Intertwined with the story of his three weeks on the road with Gehrig in the fall of 1927, Leavy tells the story of Ruth’s life, covering all his accomplishments on the field of course, but also painting a full picture of a life that was complex and often difficult. While not an orphan he was the product of a badly fractured family. His first marriage was an unhappy one all around, and his devotion to the woman who would become his second wife before that marriage ended had Walsh scurrying to keep scurrilous stories out of the newspapers. Often taking the role of a kid who never grew up, Ruth had his share of on-field contretemps, some of which threatened, at least for a few days or weeks, his image as a national hero. Ultimately, they also likely cost him any chance of a managerial or executive role in baseball once his playing career was done, and that sad fact likely contributed to Ruth’s 1948 death at just 53-years old as much as the rare and aggressive cancer that was the official cause.
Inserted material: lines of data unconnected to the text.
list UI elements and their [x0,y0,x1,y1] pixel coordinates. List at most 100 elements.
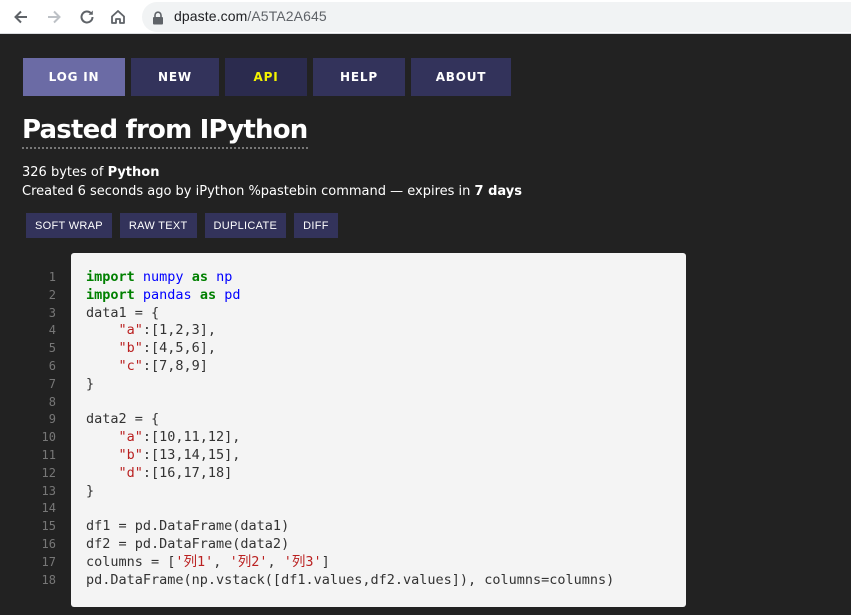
code-token: "b" [118,340,143,357]
code-token: df2 = pd.DataFrame(data2) [86,535,290,552]
forward-icon[interactable] [42,5,66,29]
bytes-text: 326 bytes of [22,165,104,180]
code-token: '列3' [283,553,322,570]
code-line: columns = ['列1', '列2', '列3'] [86,554,686,572]
code-line: } [86,483,686,501]
code-token: :[1,2,3], [142,322,217,339]
line-number: 16 [41,536,56,551]
diff-button[interactable]: DIFF [294,213,338,238]
top-nav: LOG IN NEW API HELP ABOUT [23,58,517,96]
expires-value: 7 days [474,184,523,199]
code-token: '列2' [229,553,268,570]
line-number: 7 [48,376,56,391]
code-token: :[16,17,18] [142,464,233,481]
line-number: 1 [48,270,56,284]
code-token: import [86,269,135,285]
created-text: Created 6 seconds ago by iPython %pasteb… [22,184,471,199]
line-number: 5 [48,341,56,356]
nav-about[interactable]: ABOUT [411,58,511,96]
paste-size: 326 bytes of Python [22,165,159,180]
code-line: "a":[10,11,12], [86,429,686,447]
line-number: 14 [41,501,56,516]
code-line: } [86,376,686,394]
code-token: as [191,269,208,285]
line-number: 17 [41,554,56,569]
code-line: "b":[4,5,6], [86,340,686,358]
duplicate-button[interactable]: DUPLICATE [204,213,287,238]
home-icon[interactable] [106,5,130,29]
code-block[interactable]: import numpy as np import pandas as pd dat… [71,253,686,607]
code-token: :[10,11,12], [142,429,241,446]
code-token: "a" [118,429,143,446]
code-token: data2 = { [86,411,160,428]
browser-toolbar: dpaste.com/A5TA2A645 [0,0,851,34]
code-line: data2 = { [86,411,686,429]
code-token: data1 = { [86,304,160,321]
line-number: 9 [48,412,56,427]
lock-icon [152,10,164,29]
code-token: import [86,286,135,303]
nav-login[interactable]: LOG IN [23,58,125,96]
code-line: "b":[13,14,15], [86,447,686,465]
line-number: 12 [41,465,56,480]
code-token: } [86,482,95,499]
code-line: "c":[7,8,9] [86,358,686,376]
nav-new[interactable]: NEW [131,58,219,96]
nav-help[interactable]: HELP [313,58,405,96]
code-token: numpy [142,269,184,285]
line-number: 15 [41,519,56,534]
page-title[interactable]: Pasted from IPython [22,115,308,149]
code-token: , [213,553,230,570]
code-token: "b" [118,446,143,463]
nav-api[interactable]: API [225,58,307,96]
code-token: :[13,14,15], [142,446,241,463]
raw-text-button[interactable]: RAW TEXT [119,213,197,238]
action-bar: SOFT WRAP RAW TEXT DUPLICATE DIFF [26,213,346,238]
page: LOG IN NEW API HELP ABOUT Pasted from IP… [0,35,851,615]
code-line: data1 = { [86,305,686,323]
line-number: 3 [48,305,56,320]
code-line: "d":[16,17,18] [86,465,686,483]
line-number: 4 [48,323,56,338]
line-number-gutter: 1 2 3 4 5 6 7 8 9 10 11 12 13 14 15 16 17 18 [22,269,56,589]
code-token: pd [224,286,241,303]
code-token: "a" [118,322,143,339]
code-token: :[7,8,9] [142,357,208,374]
line-number: 13 [41,483,56,498]
code-line: pd.DataFrame(np.vstack([df1.values,df2.v… [86,572,686,590]
soft-wrap-button[interactable]: SOFT WRAP [26,213,112,238]
line-number: 8 [48,394,56,409]
code-token: df1 = pd.DataFrame(data1) [86,518,290,535]
reload-icon[interactable] [75,5,99,29]
url-text: dpaste.com/A5TA2A645 [174,8,327,24]
line-number: 2 [48,287,56,302]
code-token: "c" [118,357,143,374]
code-token: np [216,269,233,285]
code-line: import pandas as pd [86,287,686,305]
code-token: "d" [118,464,143,481]
back-icon[interactable] [9,5,33,29]
code-token: columns = [ [86,553,176,570]
paste-created: Created 6 seconds ago by iPython %pasteb… [22,184,522,199]
code-token: } [86,375,95,392]
line-number: 10 [41,430,56,445]
address-bar[interactable]: dpaste.com/A5TA2A645 [142,2,851,32]
line-number: 11 [41,447,56,462]
code-line: "a":[1,2,3], [86,322,686,340]
code-line: df1 = pd.DataFrame(data1) [86,518,686,536]
code-line: import numpy as np [86,269,686,287]
language-label: Python [107,165,160,180]
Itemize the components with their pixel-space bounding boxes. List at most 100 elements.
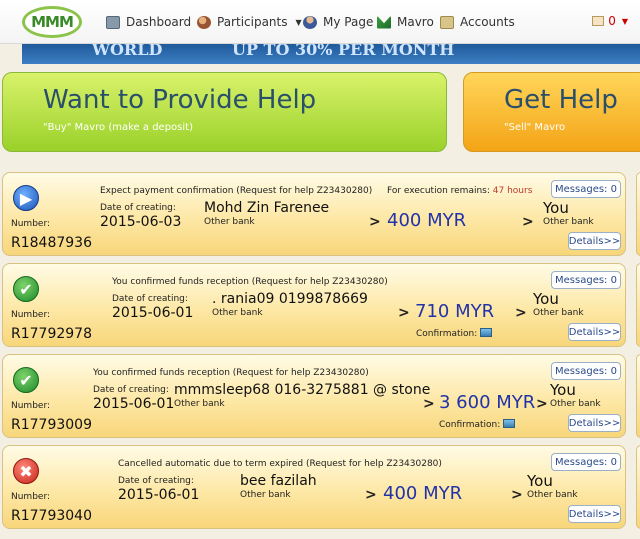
play-icon: ▶ (13, 185, 39, 211)
top-nav-bar: MMM Dashboard Participants ▼ My Page Mav… (0, 0, 640, 44)
nav-mavro[interactable]: Mavro (377, 0, 434, 44)
order-amount: 400 MYR (387, 210, 467, 231)
side-card-edge (636, 172, 640, 256)
nav-accounts-label: Accounts (460, 15, 515, 29)
order-amount: 3 600 MYR (439, 392, 536, 413)
mail-indicator[interactable]: 0 ▼ (592, 14, 628, 28)
side-card-edge (636, 354, 640, 438)
receiver-name: You (543, 199, 569, 217)
check-icon: ✔ (13, 276, 39, 302)
cross-icon: ✖ (13, 458, 39, 484)
receiver-bank: Other bank (550, 399, 601, 409)
order-number[interactable]: R17792978 (11, 326, 92, 342)
banner-right-text: UP TO 30% PER MONTH (232, 44, 455, 59)
image-icon (480, 328, 493, 337)
nav-participants-label: Participants (217, 15, 288, 29)
order-date: 2015-06-01 (93, 396, 175, 412)
sender-bank: Other bank (174, 399, 225, 409)
accounts-icon (440, 15, 454, 29)
receiver-name: You (550, 381, 576, 399)
order-status: You confirmed funds reception (Request f… (93, 368, 369, 378)
order-card: ✔ Number: R17793009 You confirmed funds … (2, 354, 626, 438)
order-card: ✔ Number: R17792978 You confirmed funds … (2, 263, 626, 347)
order-card: ▶ Number: R18487936 Expect payment confi… (2, 172, 626, 256)
date-label: Date of creating: (93, 385, 169, 395)
sender-name[interactable]: mmmsleep68 016-3275881 @ stone (174, 382, 430, 398)
sender-name[interactable]: Mohd Zin Farenee (204, 200, 329, 216)
receiver-name: You (527, 472, 553, 490)
order-amount: 710 MYR (415, 301, 495, 322)
mail-count: 0 (608, 14, 616, 28)
chevron-down-icon: ▼ (295, 17, 302, 27)
banner-left-text: WORLD (92, 44, 163, 59)
side-card-edge (636, 445, 640, 529)
order-status: Expect payment confirmation (Request for… (100, 186, 373, 196)
messages-button[interactable]: Messages: 0 (551, 453, 621, 471)
sender-name[interactable]: bee fazilah (240, 473, 317, 489)
number-label: Number: (11, 492, 51, 502)
messages-button[interactable]: Messages: 0 (551, 180, 621, 198)
messages-button[interactable]: Messages: 0 (551, 271, 621, 289)
order-number[interactable]: R17793009 (11, 417, 92, 433)
details-button[interactable]: Details>> (568, 232, 621, 250)
get-help-subtitle: "Sell" Mavro (504, 122, 566, 133)
order-status: Cancelled automatic due to term expired … (118, 459, 442, 469)
sender-bank: Other bank (240, 490, 291, 500)
order-date: 2015-06-01 (112, 305, 194, 321)
order-amount: 400 MYR (383, 483, 463, 504)
arrow: > (536, 396, 548, 412)
promo-banner[interactable]: WORLD UP TO 30% PER MONTH (22, 44, 640, 64)
provide-help-button[interactable]: Want to Provide Help "Buy" Mavro (make a… (2, 72, 447, 152)
order-status: You confirmed funds reception (Request f… (112, 277, 388, 287)
order-number[interactable]: R17793040 (11, 508, 92, 524)
sender-name[interactable]: . rania09 0199878669 (212, 291, 368, 307)
arrow: > (515, 305, 527, 321)
sender-bank: Other bank (212, 308, 263, 318)
dashboard-icon (106, 15, 120, 29)
provide-help-title: Want to Provide Help (43, 85, 317, 115)
order-date: 2015-06-03 (100, 214, 182, 230)
arrow: > (365, 487, 377, 503)
arrow: > (522, 214, 534, 230)
details-button[interactable]: Details>> (568, 414, 621, 432)
messages-button[interactable]: Messages: 0 (551, 362, 621, 380)
order-date: 2015-06-01 (118, 487, 200, 503)
mail-icon (592, 16, 605, 26)
number-label: Number: (11, 219, 51, 229)
nav-dashboard[interactable]: Dashboard (106, 0, 191, 44)
details-button[interactable]: Details>> (568, 323, 621, 341)
date-label: Date of creating: (118, 476, 194, 486)
order-number[interactable]: R18487936 (11, 235, 92, 251)
arrow: > (369, 214, 381, 230)
get-help-button[interactable]: Get Help "Sell" Mavro (463, 72, 640, 152)
participants-icon (197, 15, 211, 29)
side-card-edge (636, 263, 640, 347)
number-label: Number: (11, 310, 51, 320)
nav-participants[interactable]: Participants ▼ (197, 0, 302, 44)
receiver-name: You (533, 290, 559, 308)
nav-mavro-label: Mavro (397, 15, 434, 29)
number-label: Number: (11, 401, 51, 411)
image-icon (503, 419, 516, 428)
receiver-bank: Other bank (533, 308, 584, 318)
date-label: Date of creating: (112, 294, 188, 304)
check-icon: ✔ (13, 367, 39, 393)
nav-my-page[interactable]: My Page (303, 0, 373, 44)
chevron-down-icon: ▼ (621, 16, 628, 26)
execution-remains: For execution remains: 47 hours (387, 186, 533, 196)
arrow: > (511, 487, 523, 503)
nav-accounts[interactable]: Accounts (440, 0, 515, 44)
get-help-title: Get Help (504, 85, 618, 115)
mmm-logo[interactable]: MMM (22, 6, 82, 38)
arrow: > (398, 305, 410, 321)
order-card: ✖ Number: R17793040 Cancelled automatic … (2, 445, 626, 529)
user-icon (303, 15, 317, 29)
mavro-icon (377, 15, 391, 29)
confirmation[interactable]: Confirmation: (439, 419, 516, 430)
remaining-hours: 47 hours (492, 186, 533, 196)
confirmation[interactable]: Confirmation: (416, 328, 493, 339)
receiver-bank: Other bank (527, 490, 578, 500)
details-button[interactable]: Details>> (568, 505, 621, 523)
arrow: > (423, 396, 435, 412)
nav-my-page-label: My Page (323, 15, 374, 29)
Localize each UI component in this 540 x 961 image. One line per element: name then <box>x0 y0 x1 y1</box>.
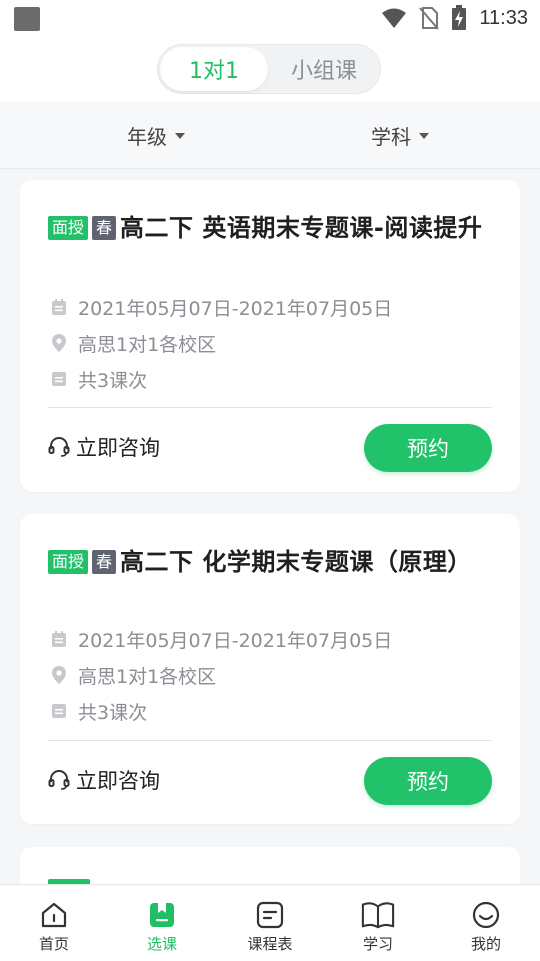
season-tag: 春 <box>92 216 117 240</box>
document-icon <box>50 370 68 388</box>
course-sessions: 共3课次 <box>78 701 148 724</box>
location-pin-icon <box>50 334 68 352</box>
subject-filter[interactable]: 学科 <box>371 102 429 168</box>
book-button[interactable]: 预约 <box>364 424 492 472</box>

His passing triggered a period of national mourning unimaginable for any modern athlete. But then as “The Big Fella” makes clear, no other figure in sports has ever so fully created and lived in his own world as Ruth did. In the process he put the Great Game on his broad shoulders and changed it forever, carrying it from the dead ball era into modernity. All these decades later, fans making the pilgrimage to Monument Park, those taking their seats for a Sunday afternoon game at stadiums all across the land, and all the players they have paid to see, remain Babe Ruth’s beneficiaries.